La casa così, atavico luogo dell’orrore cinematografico (eviteremo stavolta elenchi, avendo già dato qualche consiglio di collegamento a proposito di Men, Alex Garland 2022), è qui svuotata sin da subito dalla semantica del rifugio o della dimora. In questo senso Vivarium si guadagna un posticino tutto suo, evitando quel pattern tipico per cui il focolare domestico è prima luogo di asilo e poi di assedio. Va detto che in questo ottimo punto di partenza c’è anche, in un certo senso, un parziale disinnesco della retorica politica del film: non si capisce mai davvero perché i due debbano essere puniti così duramente. Loro, in quella casa, non ci volevano davvero andare. Vi ci sono stati tratti con l’inganno. È forse questa, come anticipavamo, la vera inclemenza di Finnegan-Shanley (sceneggiatore). La coppia è vittima sacrificale, capro espiatorio, incolpevole di per sé ma portatrice dello stigma di una intera ideologia. Catapultati a forza nel loro formicaio artificiale (ricordano un po’ i tunnel delle formiche le immagini misteriose che il bambino guarda sul televisore) non è nemmeno coi loro demoni che debbono confrontarsi. Tom, giardiniere, inizia a scavare incessantemente una buca in giardino, metafora di una ricerca nel profondo di sé che non lo porta assolutamente a nulla. Gemma tenta di accudire Martin, il bambino-mostro che è stato loro appioppato, ma rifiuta fino alla fine di indossare le vesti di madre, di calarsi in un ruolo impostole dall’esterno; se avesse voluto, un figlio l’avrebbe fatto. Il bambino-mostro, infine, è tale non solo o non già per i suoi comportamenti indegni, ma soprattutto perché privo di ogni forma di immaginazione. Non vede nelle nuvole che nuvole. È privato del fascino della pareidolia infantile (vedere nelle nuvole nient’altro che nuvole significa non saper uscire dalla pura referenzialità delle cose). È, anch’egli, un simulacro, un contenitore vuoto, come tutto a Yonder, inferno obitoriale che ingabbia nelle sue spire prive di senso e, alla fine, uccide. È così, e basta. Il titolo già diceva tutto: la casa è vivarium, vivaio, luogo non a caso deputato all’allevamento delle bestie incolpevoli, giocoforza costrette a sussumerlo come propria abitazione, incapaci di vedere che là fuori qualcuno le sta guardando, e non nutre intenzioni benevole nei loro confronti.
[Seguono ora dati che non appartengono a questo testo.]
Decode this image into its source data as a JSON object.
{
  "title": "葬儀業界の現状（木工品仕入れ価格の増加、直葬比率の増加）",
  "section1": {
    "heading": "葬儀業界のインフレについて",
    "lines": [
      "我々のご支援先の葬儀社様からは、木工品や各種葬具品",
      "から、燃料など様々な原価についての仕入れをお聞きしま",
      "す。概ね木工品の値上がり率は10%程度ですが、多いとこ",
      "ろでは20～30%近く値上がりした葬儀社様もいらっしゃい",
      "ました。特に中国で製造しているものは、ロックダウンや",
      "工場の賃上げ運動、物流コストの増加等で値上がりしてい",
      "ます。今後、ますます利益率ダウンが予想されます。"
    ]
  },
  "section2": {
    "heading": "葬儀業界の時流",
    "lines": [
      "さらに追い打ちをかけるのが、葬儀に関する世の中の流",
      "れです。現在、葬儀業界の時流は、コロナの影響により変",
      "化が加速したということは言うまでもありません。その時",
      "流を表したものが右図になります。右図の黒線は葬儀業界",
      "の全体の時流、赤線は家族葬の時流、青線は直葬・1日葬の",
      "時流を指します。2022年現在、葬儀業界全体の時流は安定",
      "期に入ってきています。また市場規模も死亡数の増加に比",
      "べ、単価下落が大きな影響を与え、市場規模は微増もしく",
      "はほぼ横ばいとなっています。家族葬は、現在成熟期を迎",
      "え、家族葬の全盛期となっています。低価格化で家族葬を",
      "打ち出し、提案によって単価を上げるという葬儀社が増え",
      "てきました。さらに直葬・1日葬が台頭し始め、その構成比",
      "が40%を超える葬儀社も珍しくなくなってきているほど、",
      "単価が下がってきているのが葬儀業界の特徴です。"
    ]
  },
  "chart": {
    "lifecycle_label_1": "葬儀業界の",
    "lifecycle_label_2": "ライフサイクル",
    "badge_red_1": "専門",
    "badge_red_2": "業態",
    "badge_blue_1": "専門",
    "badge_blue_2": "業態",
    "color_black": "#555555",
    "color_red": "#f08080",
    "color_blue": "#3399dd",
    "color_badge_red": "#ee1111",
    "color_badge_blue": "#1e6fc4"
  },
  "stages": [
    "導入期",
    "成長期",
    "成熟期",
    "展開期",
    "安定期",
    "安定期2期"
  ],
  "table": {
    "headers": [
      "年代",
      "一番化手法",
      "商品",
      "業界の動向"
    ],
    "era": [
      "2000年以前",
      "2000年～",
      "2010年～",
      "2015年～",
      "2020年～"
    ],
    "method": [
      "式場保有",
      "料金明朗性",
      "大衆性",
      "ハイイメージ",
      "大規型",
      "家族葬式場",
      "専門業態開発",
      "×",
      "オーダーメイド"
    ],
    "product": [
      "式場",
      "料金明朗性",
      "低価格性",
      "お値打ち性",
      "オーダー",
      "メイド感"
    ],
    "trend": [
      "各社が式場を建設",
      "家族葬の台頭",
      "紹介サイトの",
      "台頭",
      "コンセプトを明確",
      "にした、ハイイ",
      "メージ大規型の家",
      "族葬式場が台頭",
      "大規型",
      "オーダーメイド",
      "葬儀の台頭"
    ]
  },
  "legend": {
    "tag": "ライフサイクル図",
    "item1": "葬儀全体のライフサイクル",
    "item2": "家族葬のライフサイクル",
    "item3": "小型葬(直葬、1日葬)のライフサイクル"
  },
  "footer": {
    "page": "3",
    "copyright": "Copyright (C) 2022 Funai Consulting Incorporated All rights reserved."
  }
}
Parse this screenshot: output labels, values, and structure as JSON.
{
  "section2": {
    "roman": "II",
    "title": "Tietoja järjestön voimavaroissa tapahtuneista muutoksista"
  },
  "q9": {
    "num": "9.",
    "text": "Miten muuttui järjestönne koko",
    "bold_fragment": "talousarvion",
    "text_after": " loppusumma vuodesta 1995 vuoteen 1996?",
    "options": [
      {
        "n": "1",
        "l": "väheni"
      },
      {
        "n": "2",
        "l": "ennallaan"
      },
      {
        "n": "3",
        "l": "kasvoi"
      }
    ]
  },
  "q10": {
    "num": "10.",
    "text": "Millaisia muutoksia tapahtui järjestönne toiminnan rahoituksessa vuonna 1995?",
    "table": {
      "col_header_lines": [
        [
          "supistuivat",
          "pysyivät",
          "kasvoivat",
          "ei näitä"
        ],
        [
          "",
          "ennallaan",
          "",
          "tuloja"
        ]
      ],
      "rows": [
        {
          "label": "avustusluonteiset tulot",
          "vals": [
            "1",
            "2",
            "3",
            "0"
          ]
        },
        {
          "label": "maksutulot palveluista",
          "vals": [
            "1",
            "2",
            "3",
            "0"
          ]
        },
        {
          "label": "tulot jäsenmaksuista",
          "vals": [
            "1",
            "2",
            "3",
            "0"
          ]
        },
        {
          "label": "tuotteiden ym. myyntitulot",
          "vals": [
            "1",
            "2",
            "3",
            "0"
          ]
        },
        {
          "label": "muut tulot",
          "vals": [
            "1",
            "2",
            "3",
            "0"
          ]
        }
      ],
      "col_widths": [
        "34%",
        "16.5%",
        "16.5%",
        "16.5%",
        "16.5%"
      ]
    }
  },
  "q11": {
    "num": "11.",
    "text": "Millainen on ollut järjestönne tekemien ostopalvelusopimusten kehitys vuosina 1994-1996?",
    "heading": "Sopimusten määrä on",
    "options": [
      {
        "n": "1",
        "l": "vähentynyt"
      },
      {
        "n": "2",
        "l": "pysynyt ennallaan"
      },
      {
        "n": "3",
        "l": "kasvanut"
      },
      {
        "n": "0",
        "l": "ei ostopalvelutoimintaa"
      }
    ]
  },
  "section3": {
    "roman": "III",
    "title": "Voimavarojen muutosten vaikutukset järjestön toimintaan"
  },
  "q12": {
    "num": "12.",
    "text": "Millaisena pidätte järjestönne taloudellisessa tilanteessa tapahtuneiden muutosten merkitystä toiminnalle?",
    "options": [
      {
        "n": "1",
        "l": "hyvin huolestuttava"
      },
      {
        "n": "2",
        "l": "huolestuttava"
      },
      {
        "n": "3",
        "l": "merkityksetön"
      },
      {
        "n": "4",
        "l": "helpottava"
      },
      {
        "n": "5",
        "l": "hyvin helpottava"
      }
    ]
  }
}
Alla fine tout se tient, ma non si aspettino i lettori qualsivoglia tipo di catarsi o di spiegazione esaustiva. L’eterno ritorno dell’identico la farà da padrone. Questa, in definitiva, e per l’ultima volta, la piccola grandezza di un piccolo (pochi attori, messinscena oculatamente “povera”, impiego parco di mezzi salvo che nel pre-finale con altre case e altre dimensioni forse un po’ sbrodolone) grande film, che ha la temerarietà di non ammiccare mai, di non prenderci (quasi) mai per mano, di metterci di fronte al vuoto di certe isterie collettive e lì abbandonarci, soli, inermi.